Gücü elinden bulunduranların, devletin gücünü arkasına alanların, nasıl insanlıktan çıktığını görmek , o insanların türlü işkencelere, aşağılamalara maruz kaldığını bilmek insanın canını yakıyor. Vicdanı olan herkesi yaralayacak türden olaylar. Bu insanların bunlara dayanmasının en büyük nedeni de inanmışlıkları. İnanan ve gerçekler uğruna her türlü zorbalığa karşı boyun eğmeden durmuşlar. İnsan bu durumlarda camdan olmadığını daha net görebiliyor. Fiziksel şiddetin yanında insanı delirtecek bir sürü psikolojik baskıya da maruz kalmışlar. Peki neden? İşlemedikleri bir suçu kabul etmediler diye. Kadın, erkek kim varsa bulduklarını alıp getirmişler. Nazi kampı gibi hepsini bir odaya sokup, işkence yaptıkları insanların seslerini onlara dinletmişler. O an kendinizin orada olduğunu bir hayal edin. Kitabı okurken aklımda hep orada o acıları ben olsaydım acaba nasıl olurdu diye düşündüm ? İçim acıdı, yutkunamadım. İnsanı insanlığından soğutan bu kahpeliklere boyun eğmeden direnen insanları görünce çok duygulandım, gurur duydum. Faşist düzen kurmuşsanız eğer, karşınıza boyun eğmeyen, direnen insanların da çıkabileceğini öngörmüş olmanız gerekir. Buna karşı tek çözümleri belli tabii. Yok etmek. Hitler'in kendisine karşı bildiri dağıtan Sophie'yi yok etmesi gibi. Ama kim nasıl hatırlanıyor şimdi ona bir bakmak lazım. Sophie'yi kimse unutmadı anılmaya devam ediyor ama Hitler ? İnsanlığın yüzkarası bir cani olarak anılmaya devam edecek. Faşist düzen nasıl oluşur o da ayrı bir konu. Düzene boyun eğen, olanlar karşısında kafasını kuma gömmekten başka bir şey yapmayan, haksızlığa karşı çıkanları da fişleyen, kansız, omurgasız, vicdansız, yavşaklık yapmayı seven insanlar faşist düzenin oluşmasına aracı olur ve temelini oluşturur.

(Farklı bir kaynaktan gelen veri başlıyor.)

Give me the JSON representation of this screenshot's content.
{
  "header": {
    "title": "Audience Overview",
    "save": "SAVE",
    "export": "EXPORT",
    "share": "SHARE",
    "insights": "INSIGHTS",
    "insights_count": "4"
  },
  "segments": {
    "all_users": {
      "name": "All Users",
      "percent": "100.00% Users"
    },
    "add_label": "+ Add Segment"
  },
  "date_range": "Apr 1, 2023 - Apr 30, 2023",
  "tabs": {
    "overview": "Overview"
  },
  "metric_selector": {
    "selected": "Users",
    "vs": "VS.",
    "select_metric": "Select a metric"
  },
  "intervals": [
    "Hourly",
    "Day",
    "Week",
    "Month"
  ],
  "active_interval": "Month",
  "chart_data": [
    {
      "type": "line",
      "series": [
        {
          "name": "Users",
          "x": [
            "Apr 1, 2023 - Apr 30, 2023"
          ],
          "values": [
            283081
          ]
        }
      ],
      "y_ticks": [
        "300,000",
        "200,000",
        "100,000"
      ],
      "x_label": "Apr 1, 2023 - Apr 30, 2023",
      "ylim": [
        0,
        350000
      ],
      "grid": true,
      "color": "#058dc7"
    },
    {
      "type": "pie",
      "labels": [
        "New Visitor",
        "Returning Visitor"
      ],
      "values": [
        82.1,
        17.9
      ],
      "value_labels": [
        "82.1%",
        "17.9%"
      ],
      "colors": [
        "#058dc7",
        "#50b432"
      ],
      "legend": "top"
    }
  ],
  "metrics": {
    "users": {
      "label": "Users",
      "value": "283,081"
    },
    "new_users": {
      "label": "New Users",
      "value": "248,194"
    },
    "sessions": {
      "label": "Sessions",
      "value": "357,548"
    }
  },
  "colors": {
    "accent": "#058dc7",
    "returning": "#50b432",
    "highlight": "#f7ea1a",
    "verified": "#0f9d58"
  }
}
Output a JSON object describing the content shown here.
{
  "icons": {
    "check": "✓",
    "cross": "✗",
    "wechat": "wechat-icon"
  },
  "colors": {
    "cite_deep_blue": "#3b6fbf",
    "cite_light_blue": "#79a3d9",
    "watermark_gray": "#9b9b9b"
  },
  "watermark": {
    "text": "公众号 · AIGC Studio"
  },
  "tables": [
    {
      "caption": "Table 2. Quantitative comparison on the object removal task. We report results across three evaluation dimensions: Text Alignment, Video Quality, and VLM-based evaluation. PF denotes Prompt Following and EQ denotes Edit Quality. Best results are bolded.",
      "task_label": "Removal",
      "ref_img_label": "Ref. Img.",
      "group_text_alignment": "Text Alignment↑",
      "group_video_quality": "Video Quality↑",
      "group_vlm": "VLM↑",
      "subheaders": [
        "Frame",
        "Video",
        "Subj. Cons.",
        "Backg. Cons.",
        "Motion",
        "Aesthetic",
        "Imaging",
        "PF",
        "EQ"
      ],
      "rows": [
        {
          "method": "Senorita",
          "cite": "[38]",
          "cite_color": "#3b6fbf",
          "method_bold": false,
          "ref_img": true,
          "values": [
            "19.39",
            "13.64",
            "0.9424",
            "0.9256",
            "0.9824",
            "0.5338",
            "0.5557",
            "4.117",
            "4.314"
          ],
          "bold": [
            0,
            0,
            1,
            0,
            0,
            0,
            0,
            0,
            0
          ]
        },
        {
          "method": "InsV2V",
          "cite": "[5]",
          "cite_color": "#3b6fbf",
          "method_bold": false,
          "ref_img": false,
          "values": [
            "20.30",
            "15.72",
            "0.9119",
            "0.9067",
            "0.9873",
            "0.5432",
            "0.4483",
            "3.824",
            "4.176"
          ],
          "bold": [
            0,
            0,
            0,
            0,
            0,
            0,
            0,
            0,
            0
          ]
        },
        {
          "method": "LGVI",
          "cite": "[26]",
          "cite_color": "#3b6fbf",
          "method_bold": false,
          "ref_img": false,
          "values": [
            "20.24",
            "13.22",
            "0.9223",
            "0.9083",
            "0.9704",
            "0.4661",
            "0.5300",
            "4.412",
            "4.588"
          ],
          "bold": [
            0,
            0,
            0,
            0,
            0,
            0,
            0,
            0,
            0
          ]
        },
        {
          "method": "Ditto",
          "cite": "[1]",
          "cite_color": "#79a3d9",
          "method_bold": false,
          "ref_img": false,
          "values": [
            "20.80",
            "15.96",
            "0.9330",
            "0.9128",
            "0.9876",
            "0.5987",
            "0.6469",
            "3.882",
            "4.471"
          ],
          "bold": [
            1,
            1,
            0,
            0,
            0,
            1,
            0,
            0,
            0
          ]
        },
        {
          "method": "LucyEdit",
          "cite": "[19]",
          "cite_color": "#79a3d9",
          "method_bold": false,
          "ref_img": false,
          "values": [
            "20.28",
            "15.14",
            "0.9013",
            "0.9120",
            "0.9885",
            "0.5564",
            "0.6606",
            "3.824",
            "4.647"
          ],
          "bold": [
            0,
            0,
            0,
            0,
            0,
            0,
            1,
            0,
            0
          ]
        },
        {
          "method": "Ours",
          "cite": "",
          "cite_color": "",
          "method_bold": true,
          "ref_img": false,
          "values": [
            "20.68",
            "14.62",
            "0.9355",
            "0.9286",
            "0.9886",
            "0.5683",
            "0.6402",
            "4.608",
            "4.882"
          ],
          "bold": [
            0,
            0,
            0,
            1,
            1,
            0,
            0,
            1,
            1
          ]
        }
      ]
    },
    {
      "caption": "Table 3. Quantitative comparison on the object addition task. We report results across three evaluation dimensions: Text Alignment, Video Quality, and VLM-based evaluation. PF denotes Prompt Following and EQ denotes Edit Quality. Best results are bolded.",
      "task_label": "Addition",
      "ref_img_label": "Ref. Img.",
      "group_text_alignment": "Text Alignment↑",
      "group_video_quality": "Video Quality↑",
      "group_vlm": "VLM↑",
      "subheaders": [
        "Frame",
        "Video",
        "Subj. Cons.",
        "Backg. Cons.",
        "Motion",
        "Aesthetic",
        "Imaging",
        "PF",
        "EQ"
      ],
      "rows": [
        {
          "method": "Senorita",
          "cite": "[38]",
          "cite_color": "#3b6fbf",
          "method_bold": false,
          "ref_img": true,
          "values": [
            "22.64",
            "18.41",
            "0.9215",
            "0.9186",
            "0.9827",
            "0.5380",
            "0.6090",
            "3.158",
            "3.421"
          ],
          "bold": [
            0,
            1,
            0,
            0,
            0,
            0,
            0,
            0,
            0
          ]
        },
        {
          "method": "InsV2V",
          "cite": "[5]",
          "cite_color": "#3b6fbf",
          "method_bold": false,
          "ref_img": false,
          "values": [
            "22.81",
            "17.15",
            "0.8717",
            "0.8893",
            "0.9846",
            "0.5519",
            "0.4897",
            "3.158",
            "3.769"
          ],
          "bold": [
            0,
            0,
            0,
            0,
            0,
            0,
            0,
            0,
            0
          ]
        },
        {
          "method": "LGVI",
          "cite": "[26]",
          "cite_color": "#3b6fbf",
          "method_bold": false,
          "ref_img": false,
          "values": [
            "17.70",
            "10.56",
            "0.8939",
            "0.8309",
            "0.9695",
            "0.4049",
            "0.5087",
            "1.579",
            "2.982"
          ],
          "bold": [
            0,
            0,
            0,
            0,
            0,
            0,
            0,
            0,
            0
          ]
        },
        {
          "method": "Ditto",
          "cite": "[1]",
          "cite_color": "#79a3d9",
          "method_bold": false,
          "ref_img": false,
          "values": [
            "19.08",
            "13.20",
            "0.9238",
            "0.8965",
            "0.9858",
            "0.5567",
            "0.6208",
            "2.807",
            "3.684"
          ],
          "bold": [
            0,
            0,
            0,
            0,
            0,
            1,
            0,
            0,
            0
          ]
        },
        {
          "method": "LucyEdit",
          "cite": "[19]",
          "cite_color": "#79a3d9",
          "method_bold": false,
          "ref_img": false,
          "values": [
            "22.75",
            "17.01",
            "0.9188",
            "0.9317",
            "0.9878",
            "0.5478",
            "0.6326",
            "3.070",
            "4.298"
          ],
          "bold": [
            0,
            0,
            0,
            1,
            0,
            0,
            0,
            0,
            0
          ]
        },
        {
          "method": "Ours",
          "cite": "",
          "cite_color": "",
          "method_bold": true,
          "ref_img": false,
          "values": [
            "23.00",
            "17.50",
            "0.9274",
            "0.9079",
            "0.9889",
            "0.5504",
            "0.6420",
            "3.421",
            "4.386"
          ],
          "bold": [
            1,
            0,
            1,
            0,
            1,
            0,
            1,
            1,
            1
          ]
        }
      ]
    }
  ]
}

Gözaltı süresi bitip hapishanelere sağ gidebilen mahkumlar için kabus bitmez. Bu sefer de cezaevi müdürü ve gardiyanlar başlar işkenceye , aşağılamaya, hakaret etmeye. Bırakın insanı hayvanın bile kalamayacağı bir ortama bir sürü mahkumu tıkarlar. Ne doğru düzgün yatacak yer vardır ne de yemek. Pislikten geçilmez ortam, içerisi leş gibi kokuyor, bitler, tahtakuruları...Mahkumlar için çile bitmez. Orada da haksızlığa karşı çıkmak , sorgulamak, şikayet etmek YASSAK !! Gardiyanlar zaten zor durumlarda mahkumlardan para koparmaya çalışır. Kokuşmuş sistem sizi nereye giderseniz oraya takip etmeye devam eder. Ölmeden kurtulma ihtimaliniz yok. Mahkumlar artık ölümü bile dört gözle bekleyecek duruma getirilmiş. Tek nefes alabildikleri havalandırma zamanı. Onu da ellerinden alınca mahkumlar açlık grevi başlatıyor. Açlık grevini de baltalamak için ellerinden geleni yapıyorlar tabii. Bütün olanlara direniyorlar ve istediklerini elde ediyor mahkumlar. Zulmün, baskının olduğu yerde illa buna direnen birileri de mutlaka olacaktır. İnsanın doğasında var direnmek.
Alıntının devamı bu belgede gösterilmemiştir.